Lynsi Torres pays ex-husband $19k in child support

Lynsi Torres, president of In-N-Out Burger and the youngest female billionaire in America, pays her second ex-husband, Richard Martinez, $19,000 a month in child support.

Torres and Martinez were married from 2004 until 2011 and have 8-yar-old twins together.

According to the divorce settlement, which was obtained by RadarOnline, the couple has joint custody of the twins and Torres has to pay their private school tuition in addition to paying Martinez $18,956 a month in child support until “said child marries, dies, is emancipated, reaches the age of 19, reaches the age of 18 and is not a full-time high school student.”

Torres requested that a judge quickly end her marriage to Martinez because her her relgious beliefs prevented her from dating another man while still married. That other man was the 30-year-old’s third husband, race car driver Val Torres Jr. The two married shortly after her divorce from Martinez was finalized.

In a June 2011 declaration, Torres said:

“I am a deeply spiritual and religious person both privately and publicly….In-N-Out Burger has a well-known and long standing reputation as a corporation that is operated with a Christian message and philosophy.”

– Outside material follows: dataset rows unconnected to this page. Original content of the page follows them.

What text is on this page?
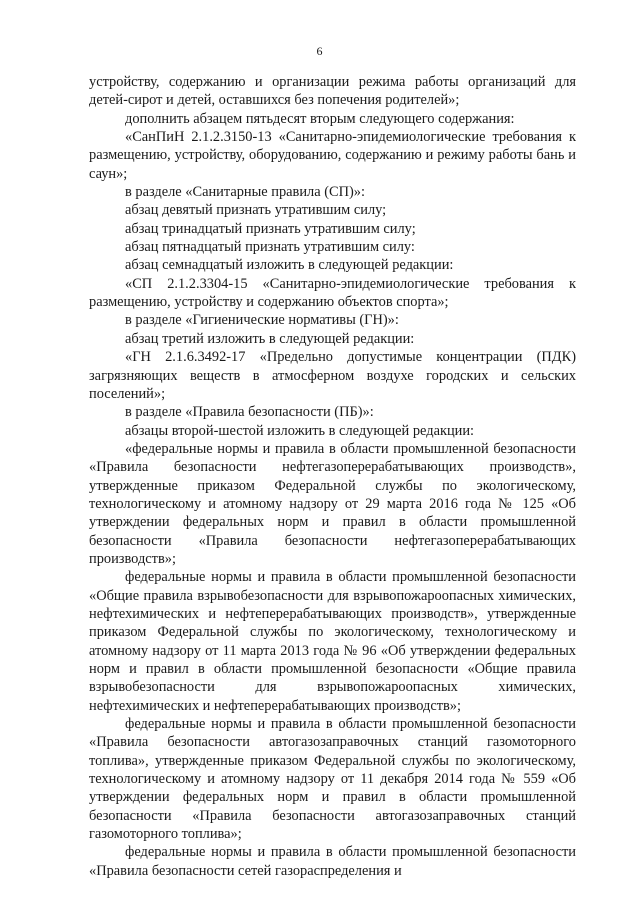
6

устройству, содержанию и организации режима работы организаций для детей-сирот и детей, оставшихся без попечения родителей»;

дополнить абзацем пятьдесят вторым следующего содержания:

«СанПиН 2.1.2.3150-13 «Санитарно-эпидемиологические требования к размещению, устройству, оборудованию, содержанию и режиму работы бань и саун»;

в разделе «Санитарные правила (СП)»:

абзац девятый признать утратившим силу;

абзац тринадцатый признать утратившим силу;

абзац пятнадцатый признать утратившим силу:

абзац семнадцатый изложить в следующей редакции:

«СП 2.1.2.3304-15 «Санитарно-эпидемиологические требования к размещению, устройству и содержанию объектов спорта»;

в разделе «Гигиенические нормативы (ГН)»:

абзац третий изложить в следующей редакции:

«ГН 2.1.6.3492-17 «Предельно допустимые концентрации (ПДК) загрязняющих веществ в атмосферном воздухе городских и сельских поселений»;

в разделе «Правила безопасности (ПБ)»:

абзацы второй-шестой изложить в следующей редакции:

«федеральные нормы и правила в области промышленной безопасности «Правила безопасности нефтегазоперерабатывающих производств», утвержденные приказом Федеральной службы по экологическому, технологическому и атомному надзору от 29 марта 2016 года № 125 «Об утверждении федеральных норм и правил в области промышленной безопасности «Правила безопасности нефтегазоперерабатывающих производств»;

федеральные нормы и правила в области промышленной безопасности «Общие правила взрывобезопасности для взрывопожароопасных химических, нефтехимических и нефтеперерабатывающих производств», утвержденные приказом Федеральной службы по экологическому, технологическому и атомному надзору от 11 марта 2013 года № 96 «Об утверждении федеральных норм и правил в области промышленной безопасности «Общие правила взрывобезопасности для взрывопожароопасных химических, нефтехимических и нефтеперерабатывающих производств»;

федеральные нормы и правила в области промышленной безопасности «Правила безопасности автогазозаправочных станций газомоторного топлива», утвержденные приказом Федеральной службы по экологическому, технологическому и атомному надзору от 11 декабря 2014 года № 559 «Об утверждении федеральных норм и правил в области промышленной безопасности «Правила безопасности автогазозаправочных станций газомоторного топлива»;

федеральные нормы и правила в области промышленной безопасности «Правила безопасности сетей газораспределения и
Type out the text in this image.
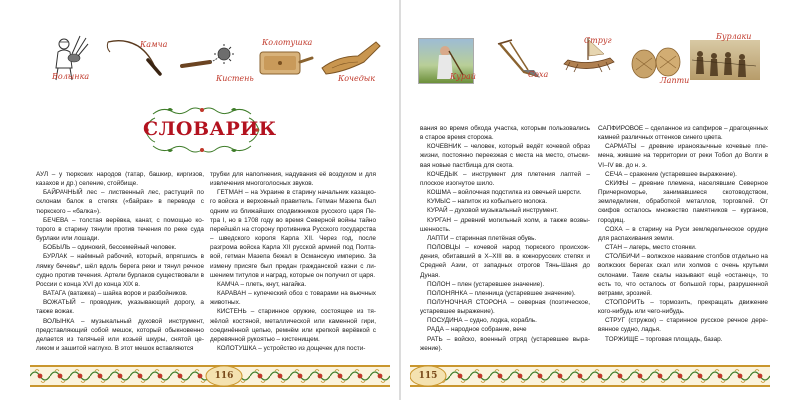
Волынка
Камча
Кистень
Колотушка
Кочедык	Курай	Соха
Струг
Лапти
Бурлаки
СЛОВАРИК

АУЛ – у тюркских народов (татар, башкир, киргизов, казахов и др.) селение, стойбище.

БАЙРАЧНЫЙ лес – лиственный лес, растущий по склонам балок в степях («байрак» в переводе с тюркского – «балка»).

БЕЧЕВА – толстая верёвка, канат, с помощью которого в старину тянули против течения по реке суда бурлаки или лошади.

БОБЫЛЬ – одинокий, бессемейный человек.

БУРЛАК – наёмный рабочий, который, впрягшись в лямку бечевы*, шёл вдоль берега реки и тянул речное судно против течения. Артели бурлаков существовали в России с конца XVI до конца XIX в.

ВАТАГА (ватажка) – шайка воров и разбойников.

ВОЖАТЫЙ – проводник, указывающий дорогу, а также вожак.

ВОЛЫНКА – музыкальный духовой инструмент, представляющий собой мешок, который обыкновенно делается из телячьей или козьей шкуры, снятой целиком и зашитой наглухо. В этот мешок вставляются

трубки для наполнения, надувания её воздухом и для извлечения многоголосных звуков.

ГЕТМАН – на Украине в старину начальник казацкого войска и верховный правитель. Гетман Мазепа был одним из ближайших сподвижников русского царя Петра I, но в 1708 году во время Северной войны тайно перейшёл на сторону противника Русского государства – шведского короля Карла XII. Через год, после разгрома войска Карла XII русской армией под Полтавой, гетман Мазепа бежал в Османскую империю. За измену присяге был предан гражданской казни с лишением титулов и наград, которые он получил от царя.

КАМЧА – плеть, кнут, нагайка.

КАРАВАН – купеческий обоз с товарами на вьючных животных.

КИСТЕНЬ – старинное оружие, состоящее из тяжёлой костяной, металлической или каменной гири, соединённой цепью, ремнём или крепкой верёвкой с деревянной рукоятью – кистенищем.

КОЛОТУШКА – устройство из дощечек для пости-

вания во время обхода участка, которым пользовались в старое время сторожа.

КОЧЕВНИК – человек, который ведёт кочевой образ жизни, постоянно переезжая с места на место, отыскивая новые пастбища для скота.

КОЧЕДЫК – инструмент для плетения лаптей – плоское изогнутое шило.

КОШМА – войлочная подстилка из овечьей шерсти.

КУМЫС – напиток из кобыльего молока.

КУРАЙ – духовой музыкальный инструмент.

КУРГАН – древний могильный холм, а также возвышенность.

ЛАПТИ – старинная плетёная обувь.

ПОЛОВЦЫ – кочевой народ тюркского происхождения, обитавший в X–XIII вв. в южнорусских степях и Средней Азии, от западных отрогов Тянь-Шаня до Дуная.

ПОЛОН – плен (устаревшее значение).

ПОЛОНЯНКА – пленница (устаревшее значение).

ПОЛУНОЧНАЯ СТОРОНА – северная (поэтическое, устаревшее выражение).

ПОСУДИНА – судно, лодка, корабль.

РАДА – народное собрание, вече

РАТЬ – войско, военный отряд (устаревшее выражение).

САПФИРОВОЕ – сделанное из сапфиров – драгоценных камней различных оттенков синего цвета.

САРМАТЫ – древние ираноязычные кочевые племена, жившие на территории от реки Тобол до Волги в VI–IV вв. до н. э.

СЕЧА – сражение (устаревшее выражение).

СКИФЫ – древние племена, населявшие Северное Причерноморье, занимавшиеся скотоводством, земледелием, обработкой металлов, торговлей. От скифов осталось множество памятников – курганов, городищ.

СОХА – в старину на Руси земледельческое орудие для распахивания земли.

СТАН – лагерь, место стоянки.

СТОЛБИЧИ – волжское название столбов отдельно на волжских берегах скал или холмов с очень крутыми склонами. Такие скалы называют ещё «останец», то есть то, что осталось от большой горы, разрушенной ветрами, эрозией.

СТОПОРИТЬ – тормозить, прекращать движение кого-нибудь или чего-нибудь.

СТРУГ (стружок) – старинное русское речное деревянное судно, ладья.

ТОРЖИЩЕ – торговая площадь, базар.

116	115
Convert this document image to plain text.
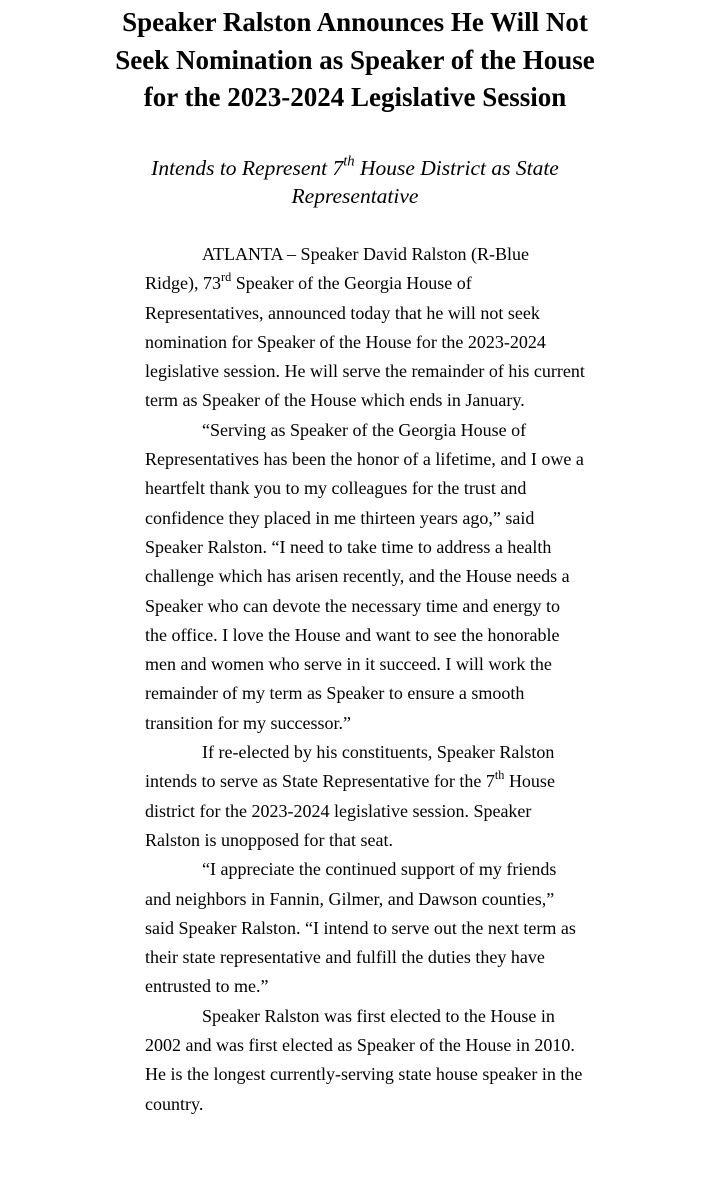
Speaker Ralston Announces He Will Not Seek Nomination as Speaker of the House for the 2023-2024 Legislative Session

Intends to Represent 7th House District as State Representative

ATLANTA – Speaker David Ralston (R-Blue Ridge), 73rd Speaker of the Georgia House of Representatives, announced today that he will not seek nomination for Speaker of the House for the 2023-2024 legislative session. He will serve the remainder of his current term as Speaker of the House which ends in January.

“Serving as Speaker of the Georgia House of Representatives has been the honor of a lifetime, and I owe a heartfelt thank you to my colleagues for the trust and confidence they placed in me thirteen years ago,” said Speaker Ralston. “I need to take time to address a health challenge which has arisen recently, and the House needs a Speaker who can devote the necessary time and energy to the office. I love the House and want to see the honorable men and women who serve in it succeed. I will work the remainder of my term as Speaker to ensure a smooth transition for my successor.”

If re-elected by his constituents, Speaker Ralston intends to serve as State Representative for the 7th House district for the 2023-2024 legislative session. Speaker Ralston is unopposed for that seat.

“I appreciate the continued support of my friends and neighbors in Fannin, Gilmer, and Dawson counties,” said Speaker Ralston. “I intend to serve out the next term as their state representative and fulfill the duties they have entrusted to me.”

Speaker Ralston was first elected to the House in 2002 and was first elected as Speaker of the House in 2010. He is the longest currently-serving state house speaker in the country.
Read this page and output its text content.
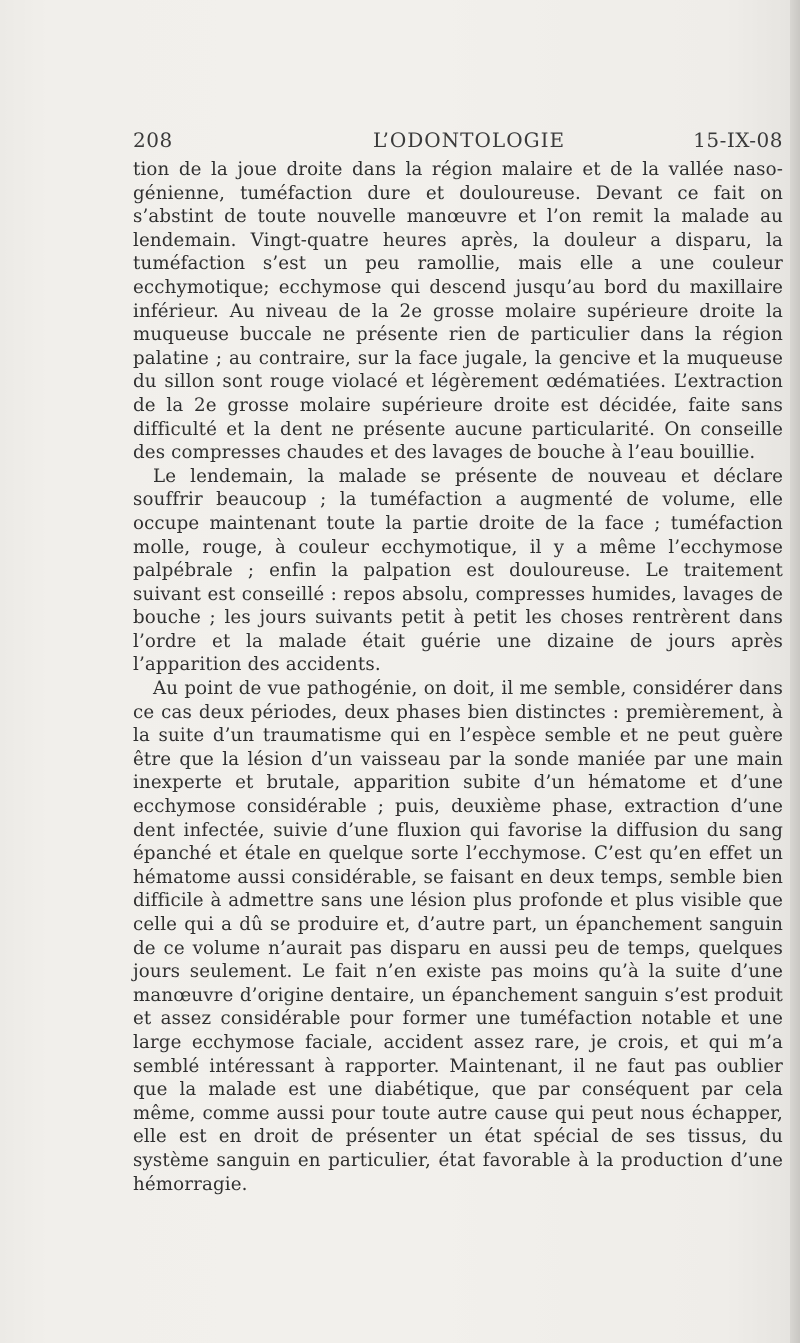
208	L’ODONTOLOGIE	15-IX-08

tion de la joue droite dans la région malaire et de la vallée naso-génienne, tuméfaction dure et douloureuse. Devant ce fait on s’abstint de toute nouvelle manœuvre et l’on remit la malade au lendemain. Vingt-quatre heures après, la douleur a disparu, la tuméfaction s’est un peu ramollie, mais elle a une couleur ecchymotique; ecchymose qui descend jusqu’au bord du maxillaire inférieur. Au niveau de la 2e grosse molaire supérieure droite la muqueuse buccale ne présente rien de particulier dans la région palatine ; au contraire, sur la face jugale, la gencive et la muqueuse du sillon sont rouge violacé et légèrement œdématiées. L’extraction de la 2e grosse molaire supérieure droite est décidée, faite sans difficulté et la dent ne présente aucune particularité. On conseille des compresses chaudes et des lavages de bouche à l’eau bouillie.

Le lendemain, la malade se présente de nouveau et déclare souffrir beaucoup ; la tuméfaction a augmenté de volume, elle occupe maintenant toute la partie droite de la face ; tuméfaction molle, rouge, à couleur ecchymotique, il y a même l’ecchymose palpébrale ; enfin la palpation est douloureuse. Le traitement suivant est conseillé : repos absolu, compresses humides, lavages de bouche ; les jours suivants petit à petit les choses rentrèrent dans l’ordre et la malade était guérie une dizaine de jours après l’apparition des accidents.

Au point de vue pathogénie, on doit, il me semble, considérer dans ce cas deux périodes, deux phases bien distinctes : premièrement, à la suite d’un traumatisme qui en l’espèce semble et ne peut guère être que la lésion d’un vaisseau par la sonde maniée par une main inexperte et brutale, apparition subite d’un hématome et d’une ecchymose considérable ; puis, deuxième phase, extraction d’une dent infectée, suivie d’une fluxion qui favorise la diffusion du sang épanché et étale en quelque sorte l’ecchymose. C’est qu’en effet un hématome aussi considérable, se faisant en deux temps, semble bien difficile à admettre sans une lésion plus profonde et plus visible que celle qui a dû se produire et, d’autre part, un épanchement sanguin de ce volume n’aurait pas disparu en aussi peu de temps, quelques jours seulement. Le fait n’en existe pas moins qu’à la suite d’une manœuvre d’origine dentaire, un épanchement sanguin s’est produit et assez considérable pour former une tuméfaction notable et une large ecchymose faciale, accident assez rare, je crois, et qui m’a semblé intéressant à rapporter. Maintenant, il ne faut pas oublier que la malade est une diabétique, que par conséquent par cela même, comme aussi pour toute autre cause qui peut nous échapper, elle est en droit de présenter un état spécial de ses tissus, du système sanguin en particulier, état favorable à la production d’une hémorragie.
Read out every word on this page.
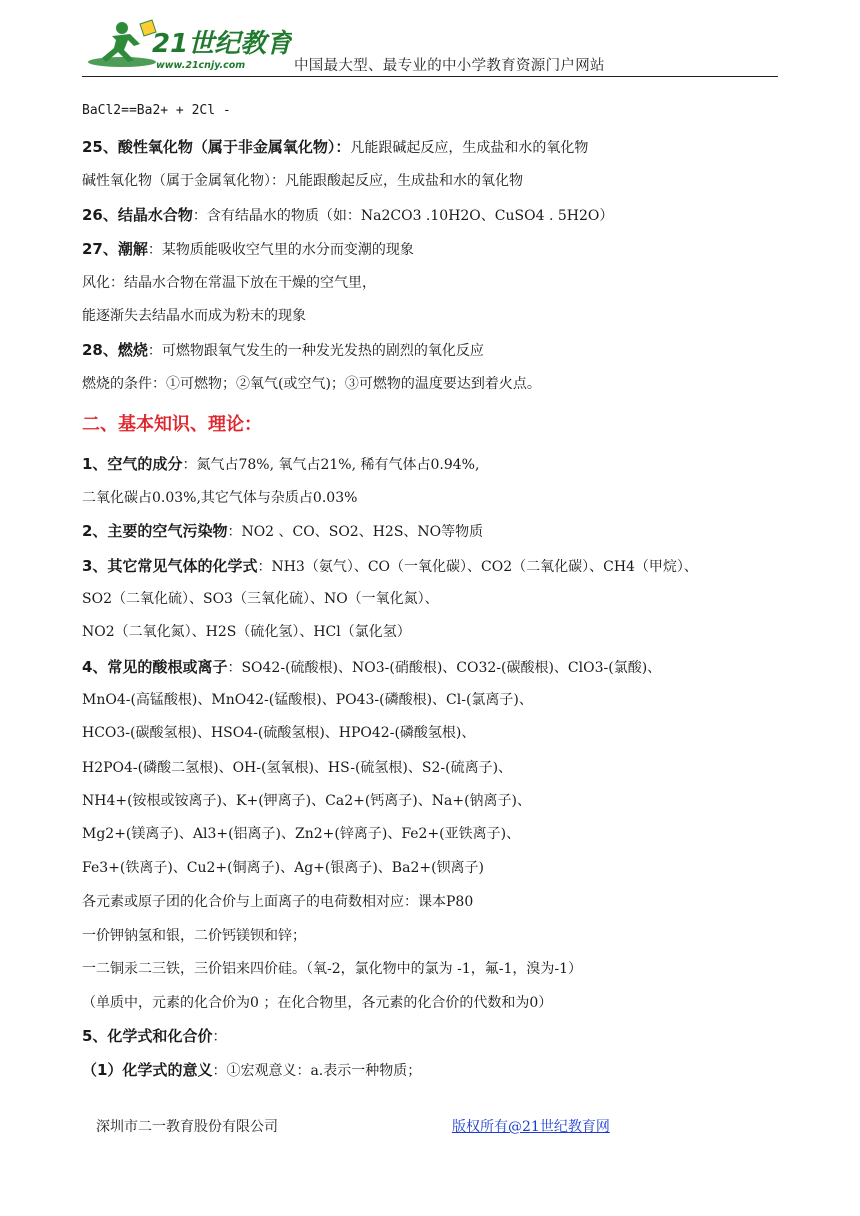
21世纪教育
www.21cnjy.com	中国最大型、最专业的中小学教育资源门户网站
BaCl2==Ba2+ + 2Cl -
25、酸性氧化物（属于非金属氧化物）：凡能跟碱起反应，生成盐和水的氧化物
碱性氧化物（属于金属氧化物）：凡能跟酸起反应，生成盐和水的氧化物
26、结晶水合物：含有结晶水的物质（如：Na2CO3 .10H2O、CuSO4 . 5H2O）
27、潮解：某物质能吸收空气里的水分而变潮的现象
风化：结晶水合物在常温下放在干燥的空气里，
能逐渐失去结晶水而成为粉末的现象
28、燃烧：可燃物跟氧气发生的一种发光发热的剧烈的氧化反应
燃烧的条件：①可燃物；②氧气(或空气)；③可燃物的温度要达到着火点。
二、基本知识、理论：
1、空气的成分：氮气占78%, 氧气占21%, 稀有气体占0.94%,
二氧化碳占0.03%,其它气体与杂质占0.03%
2、主要的空气污染物：NO2 、CO、SO2、H2S、NO等物质
3、其它常见气体的化学式：NH3（氨气）、CO（一氧化碳）、CO2（二氧化碳）、CH4（甲烷）、
SO2（二氧化硫）、SO3（三氧化硫）、NO（一氧化氮）、
NO2（二氧化氮）、H2S（硫化氢）、HCl（氯化氢）
4、常见的酸根或离子：SO42-(硫酸根)、NO3-(硝酸根)、CO32-(碳酸根)、ClO3-(氯酸)、
MnO4-(高锰酸根)、MnO42-(锰酸根)、PO43-(磷酸根)、Cl-(氯离子)、
HCO3-(碳酸氢根)、HSO4-(硫酸氢根)、HPO42-(磷酸氢根)、
H2PO4-(磷酸二氢根)、OH-(氢氧根)、HS-(硫氢根)、S2-(硫离子)、
NH4+(铵根或铵离子)、K+(钾离子)、Ca2+(钙离子)、Na+(钠离子)、
Mg2+(镁离子)、Al3+(铝离子)、Zn2+(锌离子)、Fe2+(亚铁离子)、
Fe3+(铁离子)、Cu2+(铜离子)、Ag+(银离子)、Ba2+(钡离子)
各元素或原子团的化合价与上面离子的电荷数相对应：课本P80
一价钾钠氢和银，二价钙镁钡和锌；
一二铜汞二三铁，三价铝来四价硅。（氧-2，氯化物中的氯为 -1，氟-1，溴为-1）
（单质中，元素的化合价为0 ；在化合物里，各元素的化合价的代数和为0）
5、化学式和化合价：
（1）化学式的意义：①宏观意义：a.表示一种物质；
深圳市二一教育股份有限公司	版权所有@21世纪教育网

Torres went on to say that she has worked hard to maintain her own Christian reputation and that of In-N-Out, and that she continues to include “John 3:16″ at the bottom of all the company’s cups. She said she feared that, if she dated someone else before her divorce was finalized, it would be detrimental to her public image and to the burger chain’s corporate image.

As we have previously reported, In-N-Out Burger was founded by Torres’ grandparents, Harry and Esther Snyder in 1948. After Harry Snyder died in 1976, his son, Rich, assumed control of the company. When Rich died in a plane crash 10 years ago, Torres’ father, Harry Guy Snyder, took over. After his death in 1999, when Torres was 16, Esther Snyder kept control of the company until she died in 2006. Lynsi Torres controls In-N-Out through a trust that gave her half ownership of the chain when she turned 30 last year. When she turns 35, she will have full ownership.